Le Conseil d’Etat suspend la dissolution de deux associations propalestiniennes

| AFP Le Monde |

Le ministère de l’intérieur accusait le Comité action Palestine et le Collectif Palestine vaincra d’« appel à la haine, à la discrimination, à la violence », et de « provocation à des actes terroristes ». L’Etat devra verser 3 000 euros à chacune des associations.


Le Monde avec AFP

Le Conseil d’Etat a suspendu, vendredi 29 avril, l’exécution des décrets de dissolution du Comité action Palestine et du Collectif Palestine vaincra, publiés le 9 mars par le ministère de l’intérieur, qui les accusait d’« appel à la haine, à la discrimination, à la violence », et de « provocation à des actes terroristes ».

S’agissant du Comité action Palestine, la mesure de dissolution « porte une atteinte grave et manifestement illégale à la liberté d’association et à la liberté d’expression », écrit dans sa décision le Conseil d’Etat, saisi en référé par l’association.

Le Comité action Palestine s’était notamment vu reprocher par les autorités de « relayer les communiqués » et de « rendre compte de l’activité d’organisations terroristes palestiniennes, notamment le Hamas, le Mouvement du Jihad islamique en Palestine et le Hezbollah ». L’association affirme « dans sa charte son soutien à toutes les organisations en lutte contre Israël, y compris quand elles font usage de la violence ou de méthodes terroristes », relevait également le ministère de l’intérieur.

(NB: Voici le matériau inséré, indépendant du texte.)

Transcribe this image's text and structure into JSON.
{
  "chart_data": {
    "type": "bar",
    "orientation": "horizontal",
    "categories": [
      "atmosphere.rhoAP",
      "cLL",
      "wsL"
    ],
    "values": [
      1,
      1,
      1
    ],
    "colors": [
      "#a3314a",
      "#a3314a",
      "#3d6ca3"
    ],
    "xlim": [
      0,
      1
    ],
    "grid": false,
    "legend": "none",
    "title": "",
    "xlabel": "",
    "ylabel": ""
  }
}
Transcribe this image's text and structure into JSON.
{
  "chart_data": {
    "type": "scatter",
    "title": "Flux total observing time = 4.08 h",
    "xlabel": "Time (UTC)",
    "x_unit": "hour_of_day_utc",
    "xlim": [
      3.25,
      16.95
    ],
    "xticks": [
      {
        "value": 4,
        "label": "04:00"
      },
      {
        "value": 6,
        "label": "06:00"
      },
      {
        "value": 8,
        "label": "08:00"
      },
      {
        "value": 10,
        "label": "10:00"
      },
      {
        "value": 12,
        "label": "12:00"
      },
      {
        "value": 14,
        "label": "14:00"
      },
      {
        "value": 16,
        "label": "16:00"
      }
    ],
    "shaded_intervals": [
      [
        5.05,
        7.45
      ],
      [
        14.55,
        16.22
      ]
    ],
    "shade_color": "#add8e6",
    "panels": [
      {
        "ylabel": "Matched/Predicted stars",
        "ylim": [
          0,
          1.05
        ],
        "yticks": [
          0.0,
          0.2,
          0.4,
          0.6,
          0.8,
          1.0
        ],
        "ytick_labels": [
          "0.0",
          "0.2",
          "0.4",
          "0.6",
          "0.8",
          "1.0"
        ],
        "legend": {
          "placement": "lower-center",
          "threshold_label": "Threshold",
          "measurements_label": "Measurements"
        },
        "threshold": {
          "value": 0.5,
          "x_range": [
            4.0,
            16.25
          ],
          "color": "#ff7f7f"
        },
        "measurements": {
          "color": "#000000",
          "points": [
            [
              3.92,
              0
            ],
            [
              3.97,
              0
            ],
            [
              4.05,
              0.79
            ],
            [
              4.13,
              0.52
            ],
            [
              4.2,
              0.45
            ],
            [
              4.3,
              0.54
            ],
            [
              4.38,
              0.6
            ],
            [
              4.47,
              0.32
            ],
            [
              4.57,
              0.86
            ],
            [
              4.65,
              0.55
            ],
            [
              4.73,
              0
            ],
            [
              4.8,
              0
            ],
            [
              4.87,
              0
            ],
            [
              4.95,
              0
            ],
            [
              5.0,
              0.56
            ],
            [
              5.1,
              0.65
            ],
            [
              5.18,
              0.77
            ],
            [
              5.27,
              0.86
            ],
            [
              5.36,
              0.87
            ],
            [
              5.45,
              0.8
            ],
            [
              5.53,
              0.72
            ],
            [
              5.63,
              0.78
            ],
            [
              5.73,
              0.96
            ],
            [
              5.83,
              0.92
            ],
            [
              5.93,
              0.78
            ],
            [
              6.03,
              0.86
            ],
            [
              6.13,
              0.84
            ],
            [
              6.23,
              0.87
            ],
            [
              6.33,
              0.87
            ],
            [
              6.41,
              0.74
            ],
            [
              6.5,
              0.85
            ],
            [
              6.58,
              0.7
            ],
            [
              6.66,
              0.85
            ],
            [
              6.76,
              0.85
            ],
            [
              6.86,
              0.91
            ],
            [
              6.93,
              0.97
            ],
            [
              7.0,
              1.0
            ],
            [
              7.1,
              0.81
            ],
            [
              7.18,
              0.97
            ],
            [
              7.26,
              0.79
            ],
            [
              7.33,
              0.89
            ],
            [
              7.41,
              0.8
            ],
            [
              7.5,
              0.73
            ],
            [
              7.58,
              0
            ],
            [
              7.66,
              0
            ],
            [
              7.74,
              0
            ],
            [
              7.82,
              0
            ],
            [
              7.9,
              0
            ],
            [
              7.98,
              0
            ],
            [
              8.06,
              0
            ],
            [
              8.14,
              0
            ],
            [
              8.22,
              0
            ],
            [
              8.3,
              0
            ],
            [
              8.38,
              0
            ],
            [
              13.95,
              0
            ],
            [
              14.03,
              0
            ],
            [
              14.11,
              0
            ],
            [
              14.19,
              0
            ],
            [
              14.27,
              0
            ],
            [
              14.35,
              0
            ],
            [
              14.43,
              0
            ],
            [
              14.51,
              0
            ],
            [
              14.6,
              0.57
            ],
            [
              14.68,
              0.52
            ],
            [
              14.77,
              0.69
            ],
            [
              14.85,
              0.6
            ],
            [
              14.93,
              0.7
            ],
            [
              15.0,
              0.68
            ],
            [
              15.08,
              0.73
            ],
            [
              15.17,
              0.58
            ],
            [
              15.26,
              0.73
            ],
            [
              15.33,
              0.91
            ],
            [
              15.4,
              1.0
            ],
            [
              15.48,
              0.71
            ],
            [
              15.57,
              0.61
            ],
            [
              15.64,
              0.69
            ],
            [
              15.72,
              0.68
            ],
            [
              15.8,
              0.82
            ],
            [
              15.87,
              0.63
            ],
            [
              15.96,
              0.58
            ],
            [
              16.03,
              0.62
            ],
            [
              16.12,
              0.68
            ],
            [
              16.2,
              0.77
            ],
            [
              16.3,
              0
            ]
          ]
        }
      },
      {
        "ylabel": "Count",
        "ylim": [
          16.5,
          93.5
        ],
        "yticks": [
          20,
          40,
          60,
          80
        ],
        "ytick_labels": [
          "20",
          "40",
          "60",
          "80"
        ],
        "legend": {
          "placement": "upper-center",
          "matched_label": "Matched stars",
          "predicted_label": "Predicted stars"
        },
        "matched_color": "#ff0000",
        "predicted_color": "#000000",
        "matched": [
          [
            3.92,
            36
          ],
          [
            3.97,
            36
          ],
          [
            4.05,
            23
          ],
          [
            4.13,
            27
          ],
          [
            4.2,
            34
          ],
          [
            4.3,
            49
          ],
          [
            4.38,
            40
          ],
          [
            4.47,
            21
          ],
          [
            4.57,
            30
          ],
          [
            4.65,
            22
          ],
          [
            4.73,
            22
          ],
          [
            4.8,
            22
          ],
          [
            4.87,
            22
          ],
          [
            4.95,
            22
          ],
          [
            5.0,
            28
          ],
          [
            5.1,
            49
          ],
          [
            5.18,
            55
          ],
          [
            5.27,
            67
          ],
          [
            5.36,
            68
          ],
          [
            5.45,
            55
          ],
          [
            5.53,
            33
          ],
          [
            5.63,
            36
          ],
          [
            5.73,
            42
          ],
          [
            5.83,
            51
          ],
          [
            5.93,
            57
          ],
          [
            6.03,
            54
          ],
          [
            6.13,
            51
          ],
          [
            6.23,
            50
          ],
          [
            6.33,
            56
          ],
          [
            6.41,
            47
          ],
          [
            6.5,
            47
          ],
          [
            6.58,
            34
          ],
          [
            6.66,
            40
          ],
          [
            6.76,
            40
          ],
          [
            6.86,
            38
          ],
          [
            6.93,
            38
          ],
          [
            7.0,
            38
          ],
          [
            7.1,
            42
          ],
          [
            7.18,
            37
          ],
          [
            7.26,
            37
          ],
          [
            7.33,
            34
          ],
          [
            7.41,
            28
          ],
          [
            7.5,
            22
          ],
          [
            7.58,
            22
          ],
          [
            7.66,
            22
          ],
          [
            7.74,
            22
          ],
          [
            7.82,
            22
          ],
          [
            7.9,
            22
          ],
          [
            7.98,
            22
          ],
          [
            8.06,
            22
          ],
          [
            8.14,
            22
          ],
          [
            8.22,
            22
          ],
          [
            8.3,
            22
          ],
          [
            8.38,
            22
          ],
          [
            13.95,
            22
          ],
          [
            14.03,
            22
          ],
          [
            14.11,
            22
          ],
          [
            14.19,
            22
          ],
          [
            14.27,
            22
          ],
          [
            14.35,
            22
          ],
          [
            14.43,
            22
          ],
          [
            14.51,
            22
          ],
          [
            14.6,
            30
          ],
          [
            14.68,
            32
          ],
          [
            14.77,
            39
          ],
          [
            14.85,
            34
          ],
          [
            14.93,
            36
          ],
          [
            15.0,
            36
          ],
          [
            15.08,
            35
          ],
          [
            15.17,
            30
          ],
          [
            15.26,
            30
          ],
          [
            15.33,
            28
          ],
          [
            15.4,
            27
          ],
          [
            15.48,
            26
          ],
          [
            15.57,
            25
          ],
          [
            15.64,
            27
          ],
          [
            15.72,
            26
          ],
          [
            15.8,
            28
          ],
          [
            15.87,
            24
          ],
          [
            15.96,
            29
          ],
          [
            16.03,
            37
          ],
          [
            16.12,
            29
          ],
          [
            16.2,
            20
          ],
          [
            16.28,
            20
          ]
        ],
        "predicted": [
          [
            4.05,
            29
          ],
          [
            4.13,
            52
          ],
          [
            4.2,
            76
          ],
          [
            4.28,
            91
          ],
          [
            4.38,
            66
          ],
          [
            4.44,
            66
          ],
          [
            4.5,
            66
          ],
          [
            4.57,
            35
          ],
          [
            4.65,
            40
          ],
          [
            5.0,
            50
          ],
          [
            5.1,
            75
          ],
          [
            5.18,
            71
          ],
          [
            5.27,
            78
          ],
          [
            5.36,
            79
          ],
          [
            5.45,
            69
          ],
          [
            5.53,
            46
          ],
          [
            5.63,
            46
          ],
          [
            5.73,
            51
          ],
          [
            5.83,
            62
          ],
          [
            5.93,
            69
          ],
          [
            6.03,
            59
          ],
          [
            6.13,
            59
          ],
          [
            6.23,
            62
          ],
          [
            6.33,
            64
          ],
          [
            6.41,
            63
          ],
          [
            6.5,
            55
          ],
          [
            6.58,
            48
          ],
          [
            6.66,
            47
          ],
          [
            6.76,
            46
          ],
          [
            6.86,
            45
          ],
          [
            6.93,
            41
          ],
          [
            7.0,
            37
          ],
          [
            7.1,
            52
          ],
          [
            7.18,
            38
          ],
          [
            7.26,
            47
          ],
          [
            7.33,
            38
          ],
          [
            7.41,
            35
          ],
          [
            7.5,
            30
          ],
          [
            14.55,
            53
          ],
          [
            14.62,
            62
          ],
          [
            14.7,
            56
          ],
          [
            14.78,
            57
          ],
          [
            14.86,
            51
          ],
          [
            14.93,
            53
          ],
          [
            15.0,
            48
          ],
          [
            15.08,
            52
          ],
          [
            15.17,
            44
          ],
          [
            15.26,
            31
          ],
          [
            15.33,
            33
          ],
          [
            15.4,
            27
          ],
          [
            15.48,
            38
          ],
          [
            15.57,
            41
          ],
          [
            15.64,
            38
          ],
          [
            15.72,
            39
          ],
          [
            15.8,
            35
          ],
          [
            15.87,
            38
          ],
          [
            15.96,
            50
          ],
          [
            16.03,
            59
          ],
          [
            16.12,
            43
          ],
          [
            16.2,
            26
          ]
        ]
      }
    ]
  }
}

« Les prises de position énoncées par les publications de l’association (…) ne peuvent (…) être regardées comme provoquant à la discrimination, à la haine ou à la violence envers un groupe de personnes », selon la plus haute juridiction administrative. Elles ne peuvent pas non plus être « qualifiées d’agissements en vue de provoquer des actes de terrorisme », à ce stade de l’instruction, selon les magistrats.

« Un véritable camouflet contre le pouvoir »

« Il s’agit d’une victoire précieuse pour l’Etat de droit, qui sanctionne l’instrumentalisation politique du conflit israélo-palestinien du ministère de l’intérieur », a réagi auprès de l’Agence France-Presse (AFP) Me Vincent Brengarth, l’avocat du Comité action Palestine.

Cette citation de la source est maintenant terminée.